Palermo è ancora invasa dalla spazzatura non raccolta e numerosi residenti hanno dato alle fiamme la scorsa notte diversi cumuli di spazzatura. Incendi sono divampati in via Messina Marine, in via dell’Orsa Maggiore, in viale Michelangelo, in va Giuseppe Pianel, in via Salvatore Puglisi, in via Lincoln e in via Sagittario.

I vigili del fuoco impegnati tutta la notte nello spegnimento dei falò in giro per la città. Il passaggio da Amia a Rap sta pesando non poco nel capoluogo che ormai dopo alcuni periodi di pulizia ripiomba nel caos e nella sporcizia.

Roghi di cumuli di cassonetti anche a Carini nella zona industriale e nella zona del lungo mare Cristoforo Colombo. Tra Isola delle Femmine e Trappeto, lungo il litorale occidentale del palermitano, le zone balneare restano ancora invase dalla spazzatura, con grave danno all’economia turistica.
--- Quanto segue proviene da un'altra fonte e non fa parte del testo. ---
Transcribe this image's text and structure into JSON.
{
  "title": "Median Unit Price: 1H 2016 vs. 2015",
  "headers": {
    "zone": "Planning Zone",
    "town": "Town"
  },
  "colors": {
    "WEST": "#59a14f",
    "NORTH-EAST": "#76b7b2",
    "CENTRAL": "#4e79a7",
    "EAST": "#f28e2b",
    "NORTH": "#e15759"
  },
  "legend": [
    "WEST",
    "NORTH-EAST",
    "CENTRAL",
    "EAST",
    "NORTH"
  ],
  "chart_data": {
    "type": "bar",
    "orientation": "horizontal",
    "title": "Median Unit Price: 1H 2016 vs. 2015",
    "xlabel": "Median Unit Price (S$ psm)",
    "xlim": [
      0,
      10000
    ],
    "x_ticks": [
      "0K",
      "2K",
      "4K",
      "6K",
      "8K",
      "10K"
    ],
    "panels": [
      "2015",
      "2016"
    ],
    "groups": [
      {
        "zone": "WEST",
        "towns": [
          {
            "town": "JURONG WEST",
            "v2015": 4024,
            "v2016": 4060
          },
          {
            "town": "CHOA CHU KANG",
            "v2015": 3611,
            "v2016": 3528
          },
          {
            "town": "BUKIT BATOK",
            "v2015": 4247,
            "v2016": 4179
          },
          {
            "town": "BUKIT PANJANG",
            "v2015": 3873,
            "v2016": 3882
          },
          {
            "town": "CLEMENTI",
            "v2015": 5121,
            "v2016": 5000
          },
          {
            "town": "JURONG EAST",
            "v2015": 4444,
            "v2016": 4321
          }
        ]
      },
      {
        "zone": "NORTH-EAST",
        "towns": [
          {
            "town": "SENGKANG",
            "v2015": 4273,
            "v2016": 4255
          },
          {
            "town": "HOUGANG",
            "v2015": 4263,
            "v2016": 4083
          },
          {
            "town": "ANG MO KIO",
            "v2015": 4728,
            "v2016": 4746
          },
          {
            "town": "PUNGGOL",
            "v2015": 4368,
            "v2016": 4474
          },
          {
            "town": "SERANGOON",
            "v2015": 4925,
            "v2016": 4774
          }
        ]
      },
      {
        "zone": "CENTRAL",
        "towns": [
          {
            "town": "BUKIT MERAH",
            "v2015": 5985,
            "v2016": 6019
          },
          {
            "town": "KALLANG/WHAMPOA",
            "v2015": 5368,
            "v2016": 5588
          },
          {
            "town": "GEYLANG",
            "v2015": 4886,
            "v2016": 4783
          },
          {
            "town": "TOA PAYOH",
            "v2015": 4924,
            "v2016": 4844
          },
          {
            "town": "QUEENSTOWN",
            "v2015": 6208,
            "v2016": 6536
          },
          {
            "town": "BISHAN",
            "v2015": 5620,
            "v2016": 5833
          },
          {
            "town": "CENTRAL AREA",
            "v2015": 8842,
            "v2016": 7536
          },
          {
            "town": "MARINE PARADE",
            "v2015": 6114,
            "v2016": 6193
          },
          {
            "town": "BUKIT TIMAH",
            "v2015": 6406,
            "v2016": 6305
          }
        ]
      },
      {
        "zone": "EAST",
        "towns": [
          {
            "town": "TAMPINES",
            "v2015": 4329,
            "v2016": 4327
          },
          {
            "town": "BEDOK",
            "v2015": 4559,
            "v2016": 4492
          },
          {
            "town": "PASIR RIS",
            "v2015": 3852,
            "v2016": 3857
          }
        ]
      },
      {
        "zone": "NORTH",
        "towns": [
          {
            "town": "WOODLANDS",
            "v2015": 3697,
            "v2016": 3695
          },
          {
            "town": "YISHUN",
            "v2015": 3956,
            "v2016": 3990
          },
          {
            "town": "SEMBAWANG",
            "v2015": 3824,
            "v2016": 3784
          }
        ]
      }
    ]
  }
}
Una vera sciagura per un’isola che dovrebbe puntare tutto sul turismo e amministrazioni miopi non riescono a risolvere l’emergenze degli Ato che a Palermo si trascinano da anni. Ormai la spazzatura per strada è un condizione naturale. Ogni tanto in città si vede qualche autocompattatore e i turisti fanno le foto ai cumuli di spazzatura, portando nel resto del paese e dell’Europa cartoline come quelle che abbiamo pubblicato.